A “bean bag” é de uso exclusivo da PM, que vem adquirindo a munição para uso junto das balas de borracha na tentativa de dispersão de tumultos. Ela é feita com um tecido sintético de aramida que encobre pequenas esferas de metal.
Entre as orientações que constam em um manual da PM é que se deve evitar tiros na cabeça. Os disparos também devem ocorrer em uma distância mínima a partir de seis metros. A recomendação não foi seguida, já que o material penetrou na cabeça de Garcia.
A investigação da PM, encerrada em dezembro, chegou ao responsável pelo tiro, dado pelo cabo da cavalaria Wesley Carvalho Dias da Silva, 31, indiciado sob suspeita de homicídio culposo (sem intenção).
O advogado do PM, João Carlos Campanini, discordou do entendimento dos responsáveis pela apuração. Em fevereiro ele disse para a Folha de S.Paulo que “o homicídio culposo é configurado por atos de negligência, imprudência ou imperícia no uso do armamento ou no procedimento policial, atos que em momento algum o cabo Wesley cometeu.”
Paralela à apuração da PM, ocorrer a investigação da Polícia Civil, tocada pelo DHPP (Departamento de Homicídios e de Proteção à Pessoa). Do dia 30 de outubro a 27 de agosto já foram cinco pedidos de prorrogação.
As duas investigações foram unificadas, e agora tudo está sob responsabilidade do DHPP. .

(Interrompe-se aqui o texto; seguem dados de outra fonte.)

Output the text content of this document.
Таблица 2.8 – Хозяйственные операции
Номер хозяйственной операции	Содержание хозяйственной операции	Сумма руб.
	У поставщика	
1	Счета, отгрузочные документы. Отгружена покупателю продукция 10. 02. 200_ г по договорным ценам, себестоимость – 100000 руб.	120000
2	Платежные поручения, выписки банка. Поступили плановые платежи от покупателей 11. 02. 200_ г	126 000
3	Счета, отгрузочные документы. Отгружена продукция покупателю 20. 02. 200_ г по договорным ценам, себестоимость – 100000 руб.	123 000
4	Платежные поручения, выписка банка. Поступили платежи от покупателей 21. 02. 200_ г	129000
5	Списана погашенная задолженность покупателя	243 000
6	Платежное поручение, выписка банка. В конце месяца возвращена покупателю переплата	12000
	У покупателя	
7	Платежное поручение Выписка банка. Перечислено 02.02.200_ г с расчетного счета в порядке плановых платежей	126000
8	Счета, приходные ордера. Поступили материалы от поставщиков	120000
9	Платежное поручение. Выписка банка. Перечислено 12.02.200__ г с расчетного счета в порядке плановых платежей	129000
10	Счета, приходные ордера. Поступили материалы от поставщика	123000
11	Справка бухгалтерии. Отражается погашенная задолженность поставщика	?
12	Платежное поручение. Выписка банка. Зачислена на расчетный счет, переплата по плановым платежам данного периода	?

“Choro todo dia. Só vou ficar em paz quando o culpado for punido. É uma falta de respeito total”, disse a mãe de Garcia mulher em junho ao ser questionada sobre a demora.
O cabo Wesley Carvalho Dias da Silva foi ouvido pelos policiais civis no dia 9 de novembro do ano passado. Ele permaneceu em silêncio.
No dia 16 de novembro os delegados do DHPP encaminharam ofício à Polícia Militar em que pediam o envio da arma utilizada pelo cabo. Sem resposta, houve, em dezembro, a necessidade de um pedido formal ao Comandante da Corregedoria para que intercedesse. A escopeta calibre 12 só foi direcionada para a Polícia Civil em 5 de fevereiro.
No dia 19 de agosto o DHPP pediu rapidez para a Polícia Científica na entrega dos resultados de um laudo 3D. Na mesma data um perito pediu mais 15 dias para a conclusão, algo que não ocorreu no prazo.
“Em se tratando de investigação conduzida por delegacia especializada, surpreende a morosidade para conclusão do laudo pericial de reprodução simulada dos fatos, levantamento 3D. Já passou um ano do lamentável fato que vitimou Rafael e a família aguarda uma resposta definitiva e a aplicação das devidas responsabilidades”, disse o advogado Tiago Ziurkelis, que representa a família do morto.
Para o advogado, os protocolos para o uso da bean bag não foram seguidos. “Vamos aguardar a conclusão do levantamento 3D, para atribuir o grau da responsabilidade e a tipificação penal”, acrescentou.
Em nota, a SSP (Secretaria da Segurança Pública) disse que os laudos periciais foram concluídos e estão sob análise do DHPP para conclusão do inquérito policial.
Sobre a lentidão, a gestão Tarcísio de Freitas (Republicanos) afirmou que Inquérito Policial Militar foi concluído em dezembro de 2023 e encaminhado para a Justiça Militar, com o indiciamento do policial por homicídio culposo.
“O prazo inicial para a conclusão de um IPM é de 40 dias, podendo sofrer prorrogações caso haja a necessidade de produção de provas ou laudos mais complexos. Cada investigação, portanto, tem sua peculiaridade e dura o tempo necessário para o total esclarecimento dos fatos para que a devida responsabilização seja aplicada”.